A este respeito, vem a lei Italiana apontar uma solução possível para esta situação. Na Itália também existe uma lista de doenças profissionais e um conceito infortunístico de acidente, contudo, o âmbito do dano foi alargado a outro tipo de situações não contempladas na tipificação do conceito de acidente ou doença.

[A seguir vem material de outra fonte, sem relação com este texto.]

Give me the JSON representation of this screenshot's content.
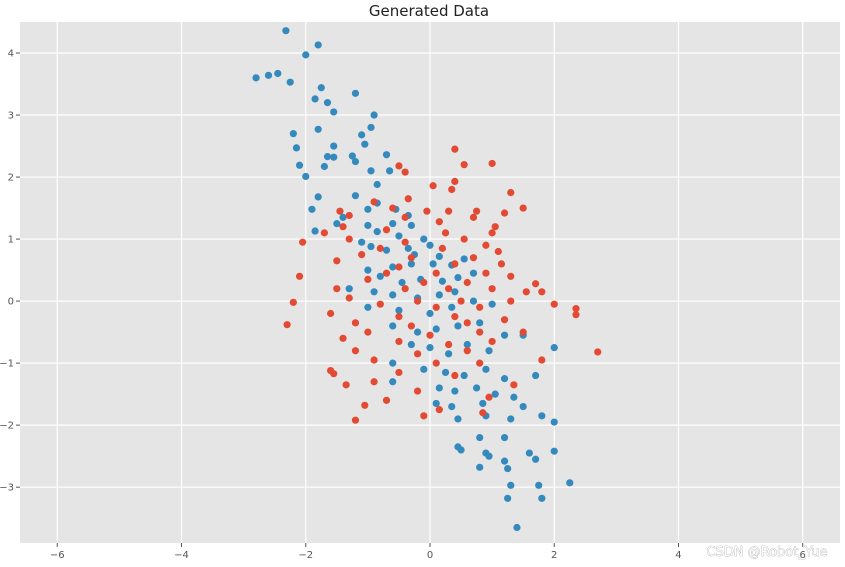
{
  "watermark": "CSDN @Robot_Yue",
  "colors": {
    "background": "#E5E5E5",
    "grid": "#FFFFFF",
    "blue": "#348ABD",
    "red": "#E24A33"
  },
  "chart_data": {
    "type": "scatter",
    "title": "Generated Data",
    "xlabel": "",
    "ylabel": "",
    "xlim": [
      -6.6,
      6.6
    ],
    "ylim": [
      -3.9,
      4.5
    ],
    "grid": true,
    "xticks": [
      -6,
      -4,
      -2,
      0,
      2,
      4,
      6
    ],
    "xtick_labels": [
      "−6",
      "−4",
      "−2",
      "0",
      "2",
      "4",
      "6"
    ],
    "yticks": [
      -3,
      -2,
      -1,
      0,
      1,
      2,
      3,
      4
    ],
    "ytick_labels": [
      "−3",
      "−2",
      "−1",
      "0",
      "1",
      "2",
      "3",
      "4"
    ],
    "series": [
      {
        "color": "#348ABD",
        "points": [
          [
            -2.32,
            4.36
          ],
          [
            -1.8,
            4.13
          ],
          [
            -2.0,
            3.97
          ],
          [
            -2.8,
            3.6
          ],
          [
            -2.6,
            3.64
          ],
          [
            -2.45,
            3.67
          ],
          [
            -2.25,
            3.53
          ],
          [
            -1.75,
            3.44
          ],
          [
            -1.85,
            3.26
          ],
          [
            -1.2,
            3.35
          ],
          [
            -1.65,
            3.2
          ],
          [
            -1.55,
            3.05
          ],
          [
            -0.9,
            3.0
          ],
          [
            -1.8,
            2.77
          ],
          [
            -0.95,
            2.8
          ],
          [
            -1.1,
            2.68
          ],
          [
            -2.2,
            2.7
          ],
          [
            -2.15,
            2.47
          ],
          [
            -1.05,
            2.53
          ],
          [
            -1.55,
            2.5
          ],
          [
            -1.65,
            2.33
          ],
          [
            -1.55,
            2.32
          ],
          [
            -1.25,
            2.34
          ],
          [
            -0.7,
            2.36
          ],
          [
            -1.7,
            2.17
          ],
          [
            -2.1,
            2.19
          ],
          [
            -1.2,
            2.25
          ],
          [
            -0.95,
            2.1
          ],
          [
            -0.65,
            2.1
          ],
          [
            -2.0,
            2.01
          ],
          [
            -0.85,
            1.88
          ],
          [
            -1.2,
            1.7
          ],
          [
            -0.85,
            1.58
          ],
          [
            -1.8,
            1.68
          ],
          [
            -1.9,
            1.48
          ],
          [
            -1.4,
            1.35
          ],
          [
            -1.0,
            1.48
          ],
          [
            -0.55,
            1.48
          ],
          [
            -0.35,
            1.38
          ],
          [
            -1.5,
            1.25
          ],
          [
            -1.0,
            1.22
          ],
          [
            -0.6,
            1.25
          ],
          [
            -0.3,
            1.22
          ],
          [
            -1.85,
            1.13
          ],
          [
            -0.85,
            1.12
          ],
          [
            -0.5,
            1.05
          ],
          [
            -0.1,
            1.0
          ],
          [
            0.0,
            0.9
          ],
          [
            -1.1,
            0.95
          ],
          [
            -0.95,
            0.88
          ],
          [
            -0.7,
            0.82
          ],
          [
            -0.35,
            0.85
          ],
          [
            -0.25,
            0.75
          ],
          [
            0.15,
            0.72
          ],
          [
            -1.0,
            0.5
          ],
          [
            -0.6,
            0.55
          ],
          [
            -0.3,
            0.6
          ],
          [
            0.05,
            0.6
          ],
          [
            0.35,
            0.58
          ],
          [
            0.55,
            0.68
          ],
          [
            -0.8,
            0.4
          ],
          [
            -0.45,
            0.3
          ],
          [
            -0.15,
            0.35
          ],
          [
            0.2,
            0.32
          ],
          [
            0.45,
            0.38
          ],
          [
            0.7,
            0.45
          ],
          [
            -1.3,
            0.2
          ],
          [
            -0.9,
            0.15
          ],
          [
            -0.6,
            0.1
          ],
          [
            -0.2,
            0.05
          ],
          [
            0.15,
            0.1
          ],
          [
            0.4,
            0.15
          ],
          [
            -1.0,
            -0.1
          ],
          [
            -0.5,
            -0.15
          ],
          [
            0.0,
            -0.2
          ],
          [
            0.35,
            -0.1
          ],
          [
            0.7,
            0.0
          ],
          [
            1.0,
            -0.05
          ],
          [
            -0.6,
            -0.4
          ],
          [
            -0.2,
            -0.5
          ],
          [
            0.1,
            -0.45
          ],
          [
            0.45,
            -0.4
          ],
          [
            0.8,
            -0.35
          ],
          [
            1.2,
            -0.55
          ],
          [
            1.5,
            -0.55
          ],
          [
            -0.3,
            -0.7
          ],
          [
            0.0,
            -0.75
          ],
          [
            0.3,
            -0.85
          ],
          [
            0.6,
            -0.7
          ],
          [
            0.95,
            -0.8
          ],
          [
            2.0,
            -0.75
          ],
          [
            -0.6,
            -1.0
          ],
          [
            -0.1,
            -1.1
          ],
          [
            0.25,
            -1.15
          ],
          [
            0.55,
            -1.2
          ],
          [
            0.9,
            -1.1
          ],
          [
            1.2,
            -1.25
          ],
          [
            1.7,
            -1.2
          ],
          [
            -0.6,
            -1.3
          ],
          [
            0.15,
            -1.4
          ],
          [
            0.4,
            -1.45
          ],
          [
            0.75,
            -1.4
          ],
          [
            1.05,
            -1.5
          ],
          [
            1.35,
            -1.55
          ],
          [
            0.1,
            -1.65
          ],
          [
            0.35,
            -1.7
          ],
          [
            0.85,
            -1.65
          ],
          [
            1.5,
            -1.7
          ],
          [
            0.45,
            -1.9
          ],
          [
            0.9,
            -1.85
          ],
          [
            1.3,
            -1.9
          ],
          [
            1.8,
            -1.85
          ],
          [
            2.0,
            -1.95
          ],
          [
            0.8,
            -2.2
          ],
          [
            1.2,
            -2.2
          ],
          [
            0.45,
            -2.35
          ],
          [
            0.5,
            -2.4
          ],
          [
            0.9,
            -2.45
          ],
          [
            1.6,
            -2.45
          ],
          [
            2.0,
            -2.42
          ],
          [
            0.95,
            -2.5
          ],
          [
            1.2,
            -2.58
          ],
          [
            1.7,
            -2.55
          ],
          [
            0.8,
            -2.68
          ],
          [
            1.25,
            -2.7
          ],
          [
            1.3,
            -2.97
          ],
          [
            1.75,
            -2.97
          ],
          [
            2.25,
            -2.93
          ],
          [
            1.25,
            -3.18
          ],
          [
            1.8,
            -3.18
          ],
          [
            1.4,
            -3.65
          ]
        ]
      },
      {
        "color": "#E24A33",
        "points": [
          [
            0.4,
            2.45
          ],
          [
            1.0,
            2.22
          ],
          [
            0.55,
            2.2
          ],
          [
            -0.5,
            2.18
          ],
          [
            -0.4,
            2.08
          ],
          [
            0.4,
            1.93
          ],
          [
            0.05,
            1.86
          ],
          [
            0.35,
            1.8
          ],
          [
            1.3,
            1.75
          ],
          [
            -0.35,
            1.65
          ],
          [
            1.5,
            1.5
          ],
          [
            -0.9,
            1.6
          ],
          [
            -0.6,
            1.5
          ],
          [
            -0.05,
            1.45
          ],
          [
            0.3,
            1.45
          ],
          [
            0.75,
            1.45
          ],
          [
            1.2,
            1.42
          ],
          [
            -1.45,
            1.45
          ],
          [
            -1.3,
            1.38
          ],
          [
            -0.4,
            1.35
          ],
          [
            0.15,
            1.28
          ],
          [
            0.7,
            1.35
          ],
          [
            1.05,
            1.2
          ],
          [
            -1.4,
            1.2
          ],
          [
            -0.7,
            1.15
          ],
          [
            0.25,
            1.1
          ],
          [
            1.0,
            1.1
          ],
          [
            -1.7,
            1.1
          ],
          [
            -2.05,
            0.95
          ],
          [
            -1.3,
            1.0
          ],
          [
            -0.4,
            0.95
          ],
          [
            0.55,
            1.0
          ],
          [
            0.9,
            0.9
          ],
          [
            -0.8,
            0.85
          ],
          [
            0.2,
            0.85
          ],
          [
            1.1,
            0.8
          ],
          [
            -1.1,
            0.75
          ],
          [
            -0.3,
            0.7
          ],
          [
            0.7,
            0.7
          ],
          [
            -1.5,
            0.65
          ],
          [
            -0.5,
            0.55
          ],
          [
            0.4,
            0.6
          ],
          [
            1.15,
            0.6
          ],
          [
            -0.7,
            0.45
          ],
          [
            0.1,
            0.45
          ],
          [
            0.9,
            0.45
          ],
          [
            -2.1,
            0.4
          ],
          [
            -1.0,
            0.35
          ],
          [
            -0.1,
            0.3
          ],
          [
            0.6,
            0.3
          ],
          [
            1.3,
            0.4
          ],
          [
            1.7,
            0.28
          ],
          [
            -1.5,
            0.2
          ],
          [
            -0.4,
            0.2
          ],
          [
            0.3,
            0.2
          ],
          [
            1.0,
            0.2
          ],
          [
            1.55,
            0.15
          ],
          [
            -1.3,
            0.05
          ],
          [
            -0.2,
            0.0
          ],
          [
            0.5,
            0.0
          ],
          [
            1.3,
            0.0
          ],
          [
            1.8,
            0.15
          ],
          [
            2.0,
            -0.05
          ],
          [
            -2.2,
            -0.02
          ],
          [
            -0.8,
            -0.05
          ],
          [
            0.1,
            -0.1
          ],
          [
            0.8,
            -0.1
          ],
          [
            2.35,
            -0.12
          ],
          [
            -1.6,
            -0.2
          ],
          [
            -0.5,
            -0.25
          ],
          [
            0.4,
            -0.25
          ],
          [
            1.2,
            -0.3
          ],
          [
            2.35,
            -0.22
          ],
          [
            -2.3,
            -0.38
          ],
          [
            -1.2,
            -0.35
          ],
          [
            -0.3,
            -0.4
          ],
          [
            0.6,
            -0.35
          ],
          [
            1.5,
            -0.5
          ],
          [
            -1.0,
            -0.5
          ],
          [
            0.0,
            -0.55
          ],
          [
            0.8,
            -0.5
          ],
          [
            -1.4,
            -0.6
          ],
          [
            -0.5,
            -0.65
          ],
          [
            0.3,
            -0.7
          ],
          [
            1.0,
            -0.65
          ],
          [
            -1.2,
            -0.8
          ],
          [
            -0.2,
            -0.85
          ],
          [
            0.6,
            -0.8
          ],
          [
            2.7,
            -0.82
          ],
          [
            -0.9,
            -0.95
          ],
          [
            0.1,
            -1.0
          ],
          [
            0.8,
            -1.0
          ],
          [
            1.8,
            -0.95
          ],
          [
            -1.6,
            -1.12
          ],
          [
            -0.5,
            -1.15
          ],
          [
            0.4,
            -1.2
          ],
          [
            1.35,
            -1.35
          ],
          [
            -1.55,
            -1.17
          ],
          [
            -0.9,
            -1.3
          ],
          [
            -0.2,
            -1.45
          ],
          [
            -1.35,
            -1.35
          ],
          [
            -0.7,
            -1.6
          ],
          [
            0.95,
            -1.55
          ],
          [
            -1.05,
            -1.68
          ],
          [
            0.15,
            -1.75
          ],
          [
            0.85,
            -1.8
          ],
          [
            -0.1,
            -1.85
          ],
          [
            -1.2,
            -1.92
          ]
        ]
      }
    ]
  }
}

Assim, no Decreto Legislativo n.º 38 de 2000, artigo 13.º, estabelece-se como dano biológico o seguinte:
“Em atenção à definição do carácter geral do dano biológico e do critério para a determinação do respectivo ressarcimento, o presente artigo define para efeitos de acidente e doença profissional, o dano biológico como a lesão para a integridade psicofisica susceptível de valoração médico-legal da pessoa”.(tradução livre do redator)
Ou seja, desde que seja possível provar a ligação ao trabalho e o dano seja classificável e valorável do ponto de vista médico-legal (que incapacidade para o trabalho resulta do mesmo?), qualquer dano, físico ou psicológico, entra nas contas da reparação. Ou seja, com esta definição, a legislação Italiana coloca a tónica no dano provocado ao trabalho dor, em vez de a colocar no elemento material que o causou.
É este, na nossa opinião, um dos caminhos necessário a seguir em qualquer alteração à lei da reparação, uma vez que uma norma deste tipo não deixaria de possuir uma importante influência na atenção que as entidades patronais passariam a dar a todos os ricos profissionais e não apenas a alguns.